The ratio a[n]/a[n-1]=(n!/(n-1)!)/5=n/5, i.e., a[n]=(n/5)a[n-1]. Up to n=5 this is <1 but after that it is >1, so the radius of convergence>1 as n approaches infinity, implying divergence.
x<((n-1)!/n!)(5^n/5^(n-1)), x<5/n. If x>0, then But as n increases x is required to be smaller and smaller. As n approaches infinity, x will approach zero, so for the series to converge x=0 and the nth term of the series would be zero.
The question doesn't specifically mention the sum of the series, it just presents the series as a set of terms.

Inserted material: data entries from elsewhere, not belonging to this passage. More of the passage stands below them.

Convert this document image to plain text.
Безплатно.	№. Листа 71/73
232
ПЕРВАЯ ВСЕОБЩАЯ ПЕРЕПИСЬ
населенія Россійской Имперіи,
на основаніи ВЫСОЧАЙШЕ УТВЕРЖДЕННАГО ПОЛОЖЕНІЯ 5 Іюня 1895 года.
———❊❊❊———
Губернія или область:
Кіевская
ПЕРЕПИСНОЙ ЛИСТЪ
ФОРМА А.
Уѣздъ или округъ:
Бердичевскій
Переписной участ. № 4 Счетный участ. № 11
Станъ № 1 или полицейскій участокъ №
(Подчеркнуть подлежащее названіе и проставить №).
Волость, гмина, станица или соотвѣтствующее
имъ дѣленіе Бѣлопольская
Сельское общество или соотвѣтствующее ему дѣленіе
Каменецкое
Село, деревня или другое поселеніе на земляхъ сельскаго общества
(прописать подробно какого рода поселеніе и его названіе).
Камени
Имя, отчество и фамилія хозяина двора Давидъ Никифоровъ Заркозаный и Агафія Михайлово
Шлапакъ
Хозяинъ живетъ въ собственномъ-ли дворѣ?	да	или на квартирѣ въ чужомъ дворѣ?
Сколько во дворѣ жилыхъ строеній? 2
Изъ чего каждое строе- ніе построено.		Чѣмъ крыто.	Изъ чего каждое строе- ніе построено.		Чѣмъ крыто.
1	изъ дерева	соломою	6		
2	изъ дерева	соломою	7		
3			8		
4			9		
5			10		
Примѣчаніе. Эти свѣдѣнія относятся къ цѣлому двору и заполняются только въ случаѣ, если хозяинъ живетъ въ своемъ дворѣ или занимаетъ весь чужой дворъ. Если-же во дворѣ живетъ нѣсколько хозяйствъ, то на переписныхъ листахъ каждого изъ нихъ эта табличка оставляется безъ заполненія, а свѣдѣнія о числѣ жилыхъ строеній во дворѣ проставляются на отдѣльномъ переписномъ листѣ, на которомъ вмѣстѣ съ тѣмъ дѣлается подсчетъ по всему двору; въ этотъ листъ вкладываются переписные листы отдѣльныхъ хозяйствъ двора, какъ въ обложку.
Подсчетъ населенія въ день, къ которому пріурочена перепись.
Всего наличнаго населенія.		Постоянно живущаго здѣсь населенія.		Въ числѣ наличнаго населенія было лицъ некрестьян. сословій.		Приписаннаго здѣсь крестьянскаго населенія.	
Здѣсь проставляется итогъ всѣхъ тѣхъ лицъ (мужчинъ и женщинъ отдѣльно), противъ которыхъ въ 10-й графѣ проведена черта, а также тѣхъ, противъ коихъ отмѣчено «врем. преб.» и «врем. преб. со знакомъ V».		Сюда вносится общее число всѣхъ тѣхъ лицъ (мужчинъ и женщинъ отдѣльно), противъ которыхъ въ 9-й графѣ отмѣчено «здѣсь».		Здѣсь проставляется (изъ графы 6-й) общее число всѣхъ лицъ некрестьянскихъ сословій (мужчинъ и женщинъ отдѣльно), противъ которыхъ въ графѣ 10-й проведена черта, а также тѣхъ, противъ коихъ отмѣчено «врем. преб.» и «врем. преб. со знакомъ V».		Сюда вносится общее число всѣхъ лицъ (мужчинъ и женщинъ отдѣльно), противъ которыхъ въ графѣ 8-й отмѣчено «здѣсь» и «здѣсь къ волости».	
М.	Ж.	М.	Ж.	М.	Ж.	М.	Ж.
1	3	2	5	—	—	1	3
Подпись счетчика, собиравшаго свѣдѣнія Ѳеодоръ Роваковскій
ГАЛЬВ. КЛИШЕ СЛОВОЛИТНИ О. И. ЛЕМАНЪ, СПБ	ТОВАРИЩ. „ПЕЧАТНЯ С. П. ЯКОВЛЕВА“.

If, however, the sum of the terms is implied, we can see already that for positive x, the sum of the terms diverges unconditionally, because the tendency for large n is that each term is bigger than its predecessor, except for the trivial case of x=0.
If x<0 it satisfies the requirement x<5/n because n>0. Consider 2 consecutive terms in the series:
a[n-1]x^(n-1), a[n]x^n. These will have opposite sign. If A[n] is the complete term A[n]=nxA[n-1]/5 and A[n]-A[n-1]=nxA[n-1]/5-A[n-1]=A[n-1](nx/5-1). As n becomes large this difference tends to A[n-1](nx/5) which is virtually the same as when terms are added, and divergence applies when x<0.